While the cost of getting rid of the millions of gallons varies from state to state, it can be substantial. In Texas, where there are plenty of emptied-out oil fields, companies can often inject the water into spent wells, which are generally older conventional wells that have been converted to accept oil-field wastewater.
But in places such as Pennsylvania, companies have to haul the water hundreds of miles to the nearest injection wells. Injection wells pump the untreated oil-field liquids deep underground into porous rock formations for permanent disposal. There are less than 10 working injection wells in Pennsylvania, so most of its wastewater is carried by trucks into Ohio.
These injection wells are controversial after being linked by some scientists and state officials to minor earthquakes. The injected liquids are essentially thought to lubricate faults and accelerate movement that causes tremors. Ohio only recently began issuing permits for new injection wells, after imposing rules to prevent tremors.
In the Northeast, oil companies have to pay up to $8 per 42-gallon barrel to contractors to haul wastewater for disposal elsewhere, said Jeanie Oudin, an analyst with energy consulting firm Wood Mackenzie. She said operators have reported recycling—which eliminates the cost of disposal and the cost of acquiring fresh water for fracking—can cut costs by as much as $2 per barrel in some areas when done on site, which could equate to a $200,000 savings over the lifetime of a typical well.
"It's a multibillion-dollar business that someone is going to capture and reap the benefits of," Ms. Oudin said of the sector and its potential annual size.
Chesapeake Energy Corp. CHK +5.11% has begun recycling 100% of the water it retrieves from wells in northern Pennsylvania. In addition to cutting the company's costs, recycling reduces the number of trucks on the road ferrying clean water to drilling sites, a sore point for local residents, said spokesman Michael Kehs.
After a well is fracked, contractors typically clean the water that flows back out of the well by filtering it or adding a chemical that attracts small solid particles, making it easier to remove these contaminants. Some companies treat water at the well, while others bring it to a facility built nearby.
Fourteen percent of water used to frack a well in central Pennsylvania is now recycled, up from less than 1% two years ago, according to the Susquehanna River Basin Commission, which monitors water usage.
Clay Terry, strategic business manager of Halliburton's Water Solutions unit, said operators in areas such as Texas have been slow to embrace recycling, largely because using injection wells there is fairly inexpensive.

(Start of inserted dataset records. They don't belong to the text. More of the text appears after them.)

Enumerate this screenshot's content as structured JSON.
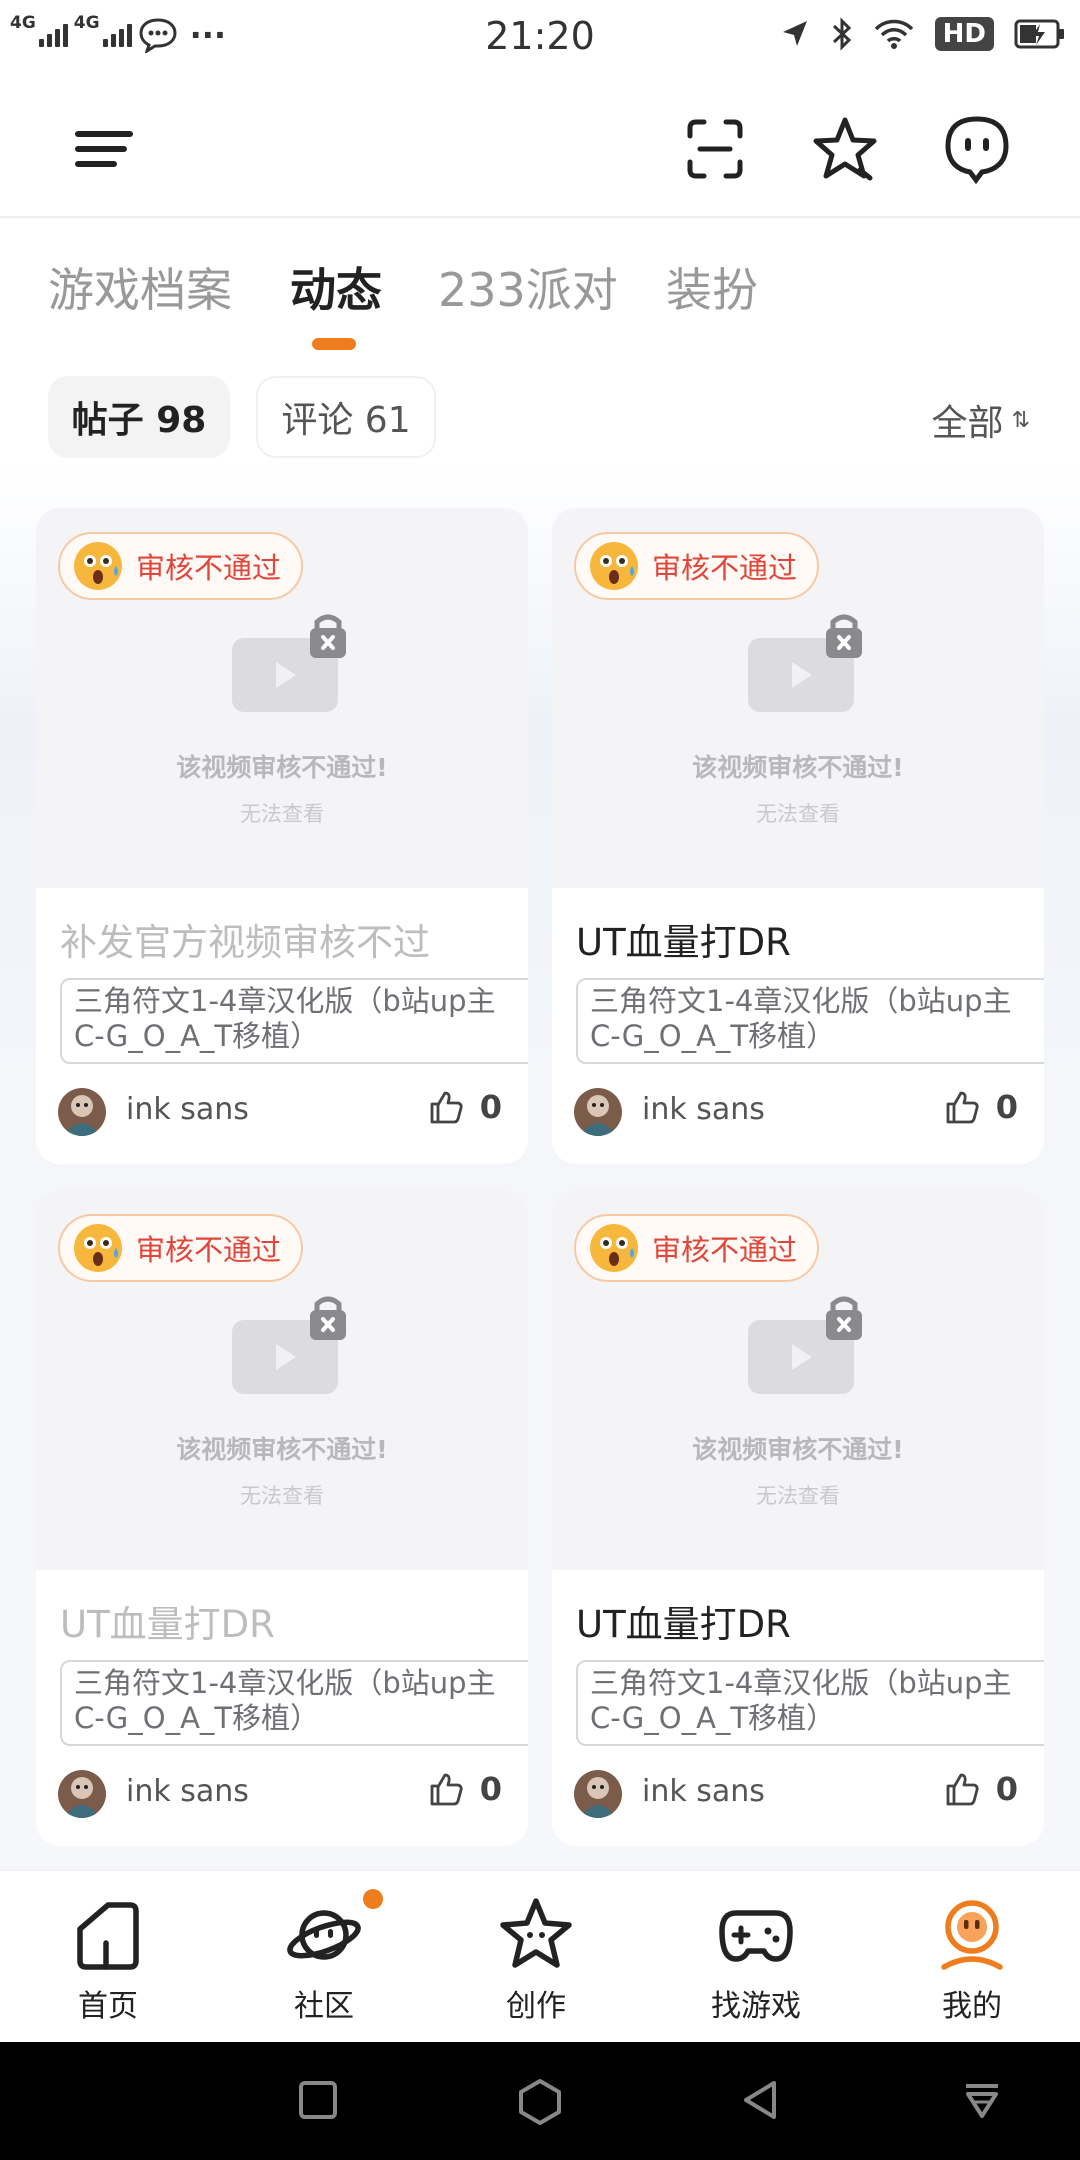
{
  "status_bar": {
    "net1": "4G",
    "net2": "4G",
    "more": "···",
    "time": "21:20",
    "hd": "HD"
  },
  "tabs": [
    {
      "label": "游戏档案"
    },
    {
      "label": "动态"
    },
    {
      "label": "233派对"
    },
    {
      "label": "装扮"
    }
  ],
  "filters": {
    "posts_label": "帖子 98",
    "comments_label": "评论 61",
    "sort_label": "全部",
    "sort_icon": "⇅"
  },
  "cards": [
    {
      "badge": "审核不通过",
      "media_msg": "该视频审核不通过!",
      "media_sub": "无法查看",
      "title": "补发官方视频审核不过",
      "tag": "三角符文1-4章汉化版（b站up主C-G_O_A_T移植）",
      "author": "ink sans",
      "likes": "0"
    },
    {
      "badge": "审核不通过",
      "media_msg": "该视频审核不通过!",
      "media_sub": "无法查看",
      "title": "UT血量打DR",
      "tag": "三角符文1-4章汉化版（b站up主C-G_O_A_T移植）",
      "author": "ink sans",
      "likes": "0"
    },
    {
      "badge": "审核不通过",
      "media_msg": "该视频审核不通过!",
      "media_sub": "无法查看",
      "title": "UT血量打DR",
      "tag": "三角符文1-4章汉化版（b站up主C-G_O_A_T移植）",
      "author": "ink sans",
      "likes": "0"
    },
    {
      "badge": "审核不通过",
      "media_msg": "该视频审核不通过!",
      "media_sub": "无法查看",
      "title": "UT血量打DR",
      "tag": "三角符文1-4章汉化版（b站up主C-G_O_A_T移植）",
      "author": "ink sans",
      "likes": "0"
    }
  ],
  "bottom_nav": [
    {
      "label": "首页",
      "icon": "home-icon"
    },
    {
      "label": "社区",
      "icon": "planet-icon"
    },
    {
      "label": "创作",
      "icon": "star-create-icon"
    },
    {
      "label": "找游戏",
      "icon": "gamepad-icon"
    },
    {
      "label": "我的",
      "icon": "profile-icon"
    }
  ],
  "colors": {
    "accent": "#f07d1d",
    "reject_red": "#e0463a",
    "badge_border": "#f6c9a2"
  }
}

But there are growing economic benefits to recycling water, he said, and political ones, too.
"As the political and regulatory environment continues to shift toward protecting and constraining the use of finite resources," he said, "the operating community will continue to move to alternative sources."
The interest in water recycling is creating opportunities for small companies such as Select Energy Services LLC, a closey held Houston firm that said it has had a rapid rise in demand for its water-recycling services. It currently has full-scale operations in four areas including North Dakota and Colorado, up from one at the end of last year, as more companies examine recycling frack water.
Ecologix, an Alpharetta, Ga., recycling company, claims its service can cost as much as 80% less than injecting wastewater into a disposal well. It is building new facilities in west Texas to purify 31,000 barrels a day of wastewater after having earlier sold all of its recycling units to Halliburton.
"Hopefully, we'll mend the dispute between environmentalists and oil companies by answering the wish list of both," said Chief Executive Eli Gruber.